Sebenarnya bukan William saja yang terkejut. Itu juga terjadi pada Tommy. Sepengetahuannya bos-Nya itu akan menggunakan nama keluarga untuk panggilan di kantor. Tommy hanya diam mengamati apa yang akan dilakukan bos arogan sekaligus sahabatnya itu.
“Ikuti saja, Del,” ucap pria paruh baya itu.
“B-baik Mr. Johnson,” ucap Adelia gugup. Sial, tatapan lembut dari William membuatnya gugup.
“Kalau begitu saya pamit kembali ke meja saya Mr. Saya masih ada beberapa berkas yang perlu diteliti untuk meeting nanti.” Adelia membungkukkan badan dan segera keluar dari ruangan bos-Nya itu.
Fyuh ...
Adelia merasa lega kembali ke meja kerjanya. Ia kembali berkutat dengan dokumen yang masih belum diteliti olehnya.
Kreek...
Tommy keluar dari ruangan itu menuju meja kerja Adelia. Gadis itu tampak tak terkejut dan seolah tidak terganggu saat laki-laki itu memandangnya.

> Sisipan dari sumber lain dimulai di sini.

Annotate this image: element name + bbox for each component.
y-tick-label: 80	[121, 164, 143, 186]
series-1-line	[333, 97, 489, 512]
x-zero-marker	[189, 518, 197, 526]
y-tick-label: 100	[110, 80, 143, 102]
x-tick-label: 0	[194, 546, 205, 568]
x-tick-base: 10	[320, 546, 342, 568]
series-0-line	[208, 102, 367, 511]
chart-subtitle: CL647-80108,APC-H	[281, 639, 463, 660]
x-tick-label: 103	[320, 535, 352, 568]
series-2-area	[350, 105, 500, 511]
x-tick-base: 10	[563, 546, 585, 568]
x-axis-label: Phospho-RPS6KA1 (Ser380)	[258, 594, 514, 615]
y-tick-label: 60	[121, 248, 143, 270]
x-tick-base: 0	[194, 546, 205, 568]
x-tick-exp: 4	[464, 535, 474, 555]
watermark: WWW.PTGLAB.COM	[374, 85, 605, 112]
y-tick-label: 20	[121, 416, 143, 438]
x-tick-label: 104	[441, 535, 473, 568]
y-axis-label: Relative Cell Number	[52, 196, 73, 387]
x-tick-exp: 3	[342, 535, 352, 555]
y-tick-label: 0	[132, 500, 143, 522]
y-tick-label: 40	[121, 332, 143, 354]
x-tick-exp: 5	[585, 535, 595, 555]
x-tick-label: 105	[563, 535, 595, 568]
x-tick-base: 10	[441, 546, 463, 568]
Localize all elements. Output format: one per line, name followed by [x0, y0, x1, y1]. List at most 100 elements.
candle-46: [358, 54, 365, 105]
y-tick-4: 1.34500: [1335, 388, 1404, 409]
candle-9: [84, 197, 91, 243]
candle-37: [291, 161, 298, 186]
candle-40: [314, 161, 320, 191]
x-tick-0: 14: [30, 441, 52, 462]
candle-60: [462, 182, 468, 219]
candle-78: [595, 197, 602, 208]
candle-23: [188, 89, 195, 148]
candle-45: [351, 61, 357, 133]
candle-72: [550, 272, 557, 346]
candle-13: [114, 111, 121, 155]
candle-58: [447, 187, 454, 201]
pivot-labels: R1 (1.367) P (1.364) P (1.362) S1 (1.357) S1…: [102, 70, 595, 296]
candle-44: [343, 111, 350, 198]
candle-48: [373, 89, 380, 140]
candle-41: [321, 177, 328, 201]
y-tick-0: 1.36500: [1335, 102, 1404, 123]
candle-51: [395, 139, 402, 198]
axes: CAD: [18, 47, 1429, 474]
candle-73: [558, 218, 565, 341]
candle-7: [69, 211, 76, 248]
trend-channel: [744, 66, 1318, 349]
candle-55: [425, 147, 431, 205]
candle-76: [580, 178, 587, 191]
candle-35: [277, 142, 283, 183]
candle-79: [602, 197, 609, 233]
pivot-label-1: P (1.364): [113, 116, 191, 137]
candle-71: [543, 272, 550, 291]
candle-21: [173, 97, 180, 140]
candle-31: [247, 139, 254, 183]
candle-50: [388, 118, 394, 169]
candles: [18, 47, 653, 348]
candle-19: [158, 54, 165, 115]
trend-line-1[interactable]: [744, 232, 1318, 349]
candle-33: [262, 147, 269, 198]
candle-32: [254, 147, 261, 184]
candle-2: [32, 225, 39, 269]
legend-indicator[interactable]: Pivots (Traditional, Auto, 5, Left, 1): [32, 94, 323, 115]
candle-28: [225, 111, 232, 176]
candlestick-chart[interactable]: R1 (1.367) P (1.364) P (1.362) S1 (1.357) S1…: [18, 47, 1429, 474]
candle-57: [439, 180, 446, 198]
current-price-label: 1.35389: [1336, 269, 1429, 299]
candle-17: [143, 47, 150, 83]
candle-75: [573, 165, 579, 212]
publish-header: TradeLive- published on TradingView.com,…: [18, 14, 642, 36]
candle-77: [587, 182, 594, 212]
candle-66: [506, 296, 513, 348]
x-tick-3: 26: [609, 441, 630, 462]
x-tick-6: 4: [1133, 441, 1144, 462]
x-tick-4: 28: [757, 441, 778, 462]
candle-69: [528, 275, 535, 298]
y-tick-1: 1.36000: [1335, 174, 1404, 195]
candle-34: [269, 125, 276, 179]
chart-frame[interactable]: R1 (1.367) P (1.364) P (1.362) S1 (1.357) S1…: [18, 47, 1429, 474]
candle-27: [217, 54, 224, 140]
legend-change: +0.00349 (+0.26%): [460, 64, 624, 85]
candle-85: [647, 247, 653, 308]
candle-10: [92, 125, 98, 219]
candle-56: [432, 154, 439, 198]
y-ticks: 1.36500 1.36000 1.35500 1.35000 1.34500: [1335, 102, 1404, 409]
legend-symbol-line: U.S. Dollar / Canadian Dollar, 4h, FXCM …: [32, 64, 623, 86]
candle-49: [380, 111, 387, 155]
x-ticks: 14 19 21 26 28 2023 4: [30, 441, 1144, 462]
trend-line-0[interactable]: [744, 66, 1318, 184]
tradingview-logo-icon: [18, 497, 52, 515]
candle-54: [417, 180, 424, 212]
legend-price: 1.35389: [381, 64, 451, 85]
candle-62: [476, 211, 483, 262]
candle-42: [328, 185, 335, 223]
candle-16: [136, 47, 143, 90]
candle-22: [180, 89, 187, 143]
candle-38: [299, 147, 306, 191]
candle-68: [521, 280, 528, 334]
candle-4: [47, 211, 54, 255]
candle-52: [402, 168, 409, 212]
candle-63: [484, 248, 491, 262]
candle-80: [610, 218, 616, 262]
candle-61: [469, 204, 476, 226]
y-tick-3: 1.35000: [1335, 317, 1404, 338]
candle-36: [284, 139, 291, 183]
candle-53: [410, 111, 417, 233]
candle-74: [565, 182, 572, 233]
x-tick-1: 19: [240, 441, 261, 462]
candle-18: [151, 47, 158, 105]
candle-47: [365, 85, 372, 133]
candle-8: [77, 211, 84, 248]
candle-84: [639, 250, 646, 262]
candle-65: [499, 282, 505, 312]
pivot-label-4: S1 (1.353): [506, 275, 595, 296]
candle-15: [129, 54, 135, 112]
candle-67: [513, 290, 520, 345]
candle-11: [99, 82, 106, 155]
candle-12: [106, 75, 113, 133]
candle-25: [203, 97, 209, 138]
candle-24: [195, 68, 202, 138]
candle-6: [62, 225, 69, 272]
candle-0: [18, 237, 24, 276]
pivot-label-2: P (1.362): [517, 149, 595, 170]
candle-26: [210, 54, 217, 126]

“Ada yang perlu saya bantu Mr. Tommy?” tanya Adelia tiba-tiba.
Tommy tersentak, “Ah ... Tidak. Maksudku aku ingin memberitahu tentang perubahan interior ruang CEO. Mr. Alex menginginkan ada beberapa yang perlu di renovasi dan diganti dengan yang baru. Ini sebagai referensi untuk menata ruangan yang sesuai dengan keinginan Mr Alex.” Tommy memberikan beberapa lembar gambar kantor Alex yang berada di California.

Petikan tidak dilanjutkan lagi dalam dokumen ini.